General Assembly must improve state mental health services | Daily Editorial

Members of the House of Representatives and Senate will be negligent in their duties to civilized society if they let the 2022 General Assembly session pass without major reform of mental health services. They began the 40-day work session knowing that 40 percent or more of inmates in county and state jails have some form or degree of suspected but untreated mental illness.

Brunswick Judicial Circuit District Attorney Keith Higgins confirmed this. It’s the same painful story at the Glynn County Detention Center. He said so in an address to a local civic organization last year.

The state can afford to rectify the situation. The income is definitely there. Georgia ended its fiscal 2021 in June with a whopping $3.7 billion surplus. A generous piece of this would help those who cannot help themselves.

Gov. Brian Kemp is already planning to spend a significant portion of the proceeds on two modern prisons. As of now, 600 million US dollars are estimated for its construction. The built-in efficiencies of the proposed 21st century facilities will save costs and replace four old ones.

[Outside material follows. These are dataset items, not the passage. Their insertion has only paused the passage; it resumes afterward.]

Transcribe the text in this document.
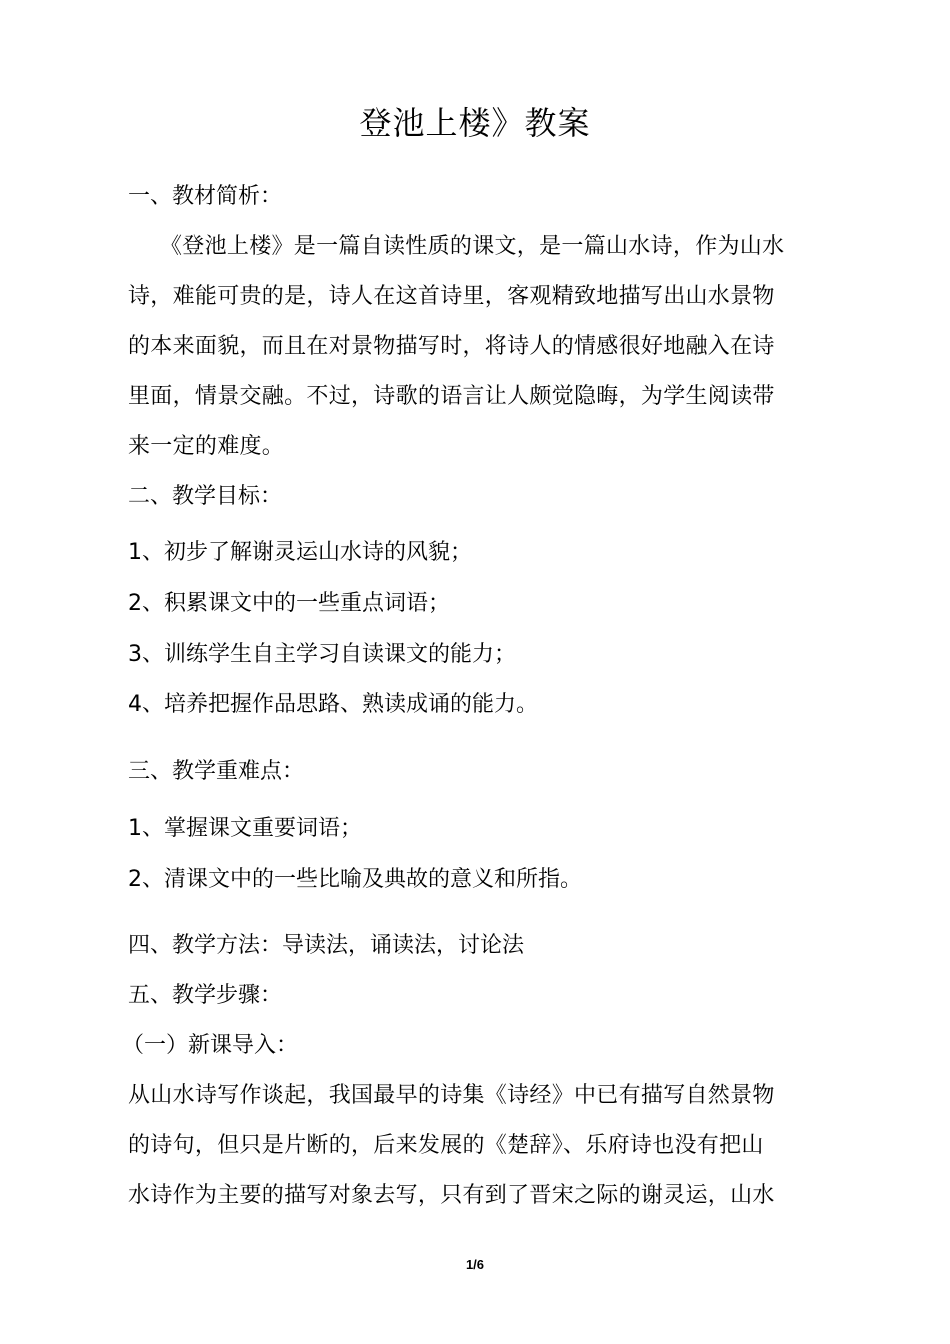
登池上楼》教案
一、教材简析：
《登池上楼》是一篇自读性质的课文，是一篇山水诗，作为山水
诗，难能可贵的是，诗人在这首诗里，客观精致地描写出山水景物
的本来面貌，而且在对景物描写时，将诗人的情感很好地融入在诗
里面，情景交融。不过，诗歌的语言让人颇觉隐晦，为学生阅读带
来一定的难度。
二、教学目标：
1、初步了解谢灵运山水诗的风貌；
2、积累课文中的一些重点词语；
3、训练学生自主学习自读课文的能力；
4、培养把握作品思路、熟读成诵的能力。
三、教学重难点：
1、掌握课文重要词语；
2、清课文中的一些比喻及典故的意义和所指。
四、教学方法：导读法，诵读法，讨论法
五、教学步骤：
（一）新课导入：
从山水诗写作谈起，我国最早的诗集《诗经》中已有描写自然景物
的诗句，但只是片断的，后来发展的《楚辞》、乐府诗也没有把山
水诗作为主要的描写对象去写，只有到了晋宋之际的谢灵运，山水
1/6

Legislation to challenge the state’s shameful ranking for the mental health services it provides — the absolute bottom of the 50 states and behind the District of Columbia — is already in the pipeline. Georgia Rep. Sandra Scott, a Rex Democrat, introduced one of the newer ones. Her House Bill 853 proposes an alternative to prison for offenders who have a mental illness but pose no danger to the public. In short, it would offer them something they don’t get: treatment.

As Rep. Scott points out, it costs taxpayers $35,000 a year to lock up a single inmate. Imagine what a difference it would make if funds were invested in a positive option, such as helping men, women and youth with mental health problems – not jail.

These individuals were unfairly punished for behaviors and actions they could not control without proper guidance and medication. Everyone knows that, including law enforcement officials.

Now is the time to do something, whether by Rep. Scott’s will or anyone else’s.